4. preventing and treating the application in nematodiasiss with the Paecilomyces lilacinus Microsclerotia that the described cultural method of one of the claims 1-3 obtains.

5. preparing with the fungi Microsclerotia that the described cultural method of one of the claims 1-3 obtains the application prevented and treated in the biological prevention and control agent of nematodiasiss, it is characterized in that: described activity fungal is Paecilomyces lilacinus, described nematodiasiss pathogen is root knot nematode or Cyst nematode.

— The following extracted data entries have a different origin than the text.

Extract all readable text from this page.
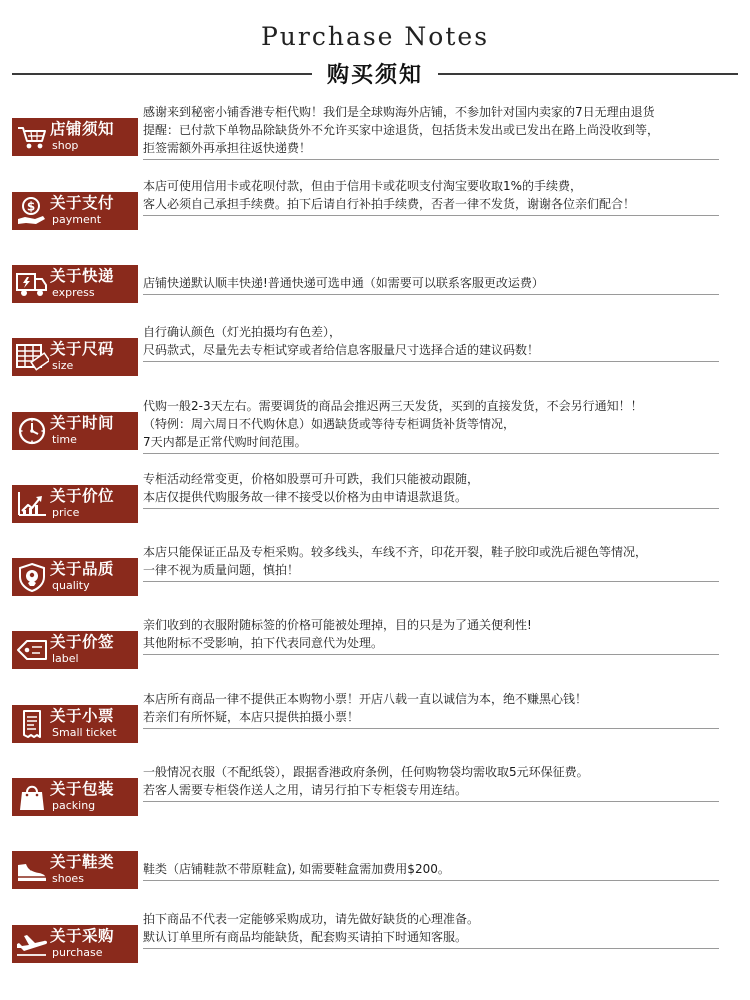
Purchase Notes
购买须知
店铺须知
shop
感谢来到秘密小铺香港专柜代购！我们是全球购海外店铺，不参加针对国内卖家的7日无理由退货
提醒：已付款下单物品除缺货外不允许买家中途退货，包括货未发出或已发出在路上尚没收到等，
拒签需额外再承担往返快递费！
$ 关于支付
payment
本店可使用信用卡或花呗付款，但由于信用卡或花呗支付淘宝要收取1%的手续费，
客人必须自己承担手续费。拍下后请自行补拍手续费，否者一律不发货，谢谢各位亲们配合！
关于快递
express
店铺快递默认顺丰快递!普通快递可选申通（如需要可以联系客服更改运费）
关于尺码
size
自行确认颜色（灯光拍摄均有色差），
尺码款式，尽量先去专柜试穿或者给信息客服量尺寸选择合适的建议码数！
关于时间
time
代购一般2-3天左右。需要调货的商品会推迟两三天发货，买到的直接发货，不会另行通知！！
（特例：周六周日不代购休息）如遇缺货或等待专柜调货补货等情况，
7天内都是正常代购时间范围。
关于价位
price
专柜活动经常变更，价格如股票可升可跌，我们只能被动跟随，
本店仅提供代购服务故一律不接受以价格为由申请退款退货。
关于品质
quality
本店只能保证正品及专柜采购。较多线头，车线不齐，印花开裂，鞋子胶印或洗后褪色等情况，
一律不视为质量问题，慎拍！
关于价签
label
亲们收到的衣服附随标签的价格可能被处理掉，目的只是为了通关便利性!
其他附标不受影响，拍下代表同意代为处理。
关于小票
Small ticket
本店所有商品一律不提供正本购物小票！开店八载一直以诚信为本，绝不赚黑心钱！
若亲们有所怀疑，本店只提供拍摄小票！
关于包装
packing
一般情况衣服（不配纸袋），跟据香港政府条例，任何购物袋均需收取5元环保征费。
若客人需要专柜袋作送人之用，请另行拍下专柜袋专用连结。
关于鞋类
shoes
鞋类（店铺鞋款不带原鞋盒), 如需要鞋盒需加费用$200。
关于采购
purchase
拍下商品不代表一定能够采购成功，请先做好缺货的心理准备。
默认订单里所有商品均能缺货，配套购买请拍下时通知客服。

6. Microsclerotia according to claim 5 is preparing the application that prevents and treats in the biological prevention and control agent of nematodiasiss, it is characterized in that: application mode is: after the Paecilomyces lilacinus Microsclerotia drying that described for one of claim 1-3 cultural method is obtained with diatomite or kaolin and auxiliary agent by weight being Microsclerotia; Microsclerotia granula subtilis is become, for preventing and treating root knot nematode or Cyst nematode after diatomite or Gao Ling Tu ﹕ auxiliary agent=8-10 ﹕ 85-88 ﹕ 2-5 mix.

7. Microsclerotia according to claim 5 is preparing the application prevented and treated in the biological prevention and control agent of nematodiasiss, it is characterized in that: described auxiliary agent is sucrose ester or xanthan gum.

8. prevent and treat a biological prevention and control agent for nematodiasiss, it is characterized in that: comprise the Paecilomyces lilacinus Microsclerotia and auxiliary material that are obtained by the described cultural method of one of the claims 1-3.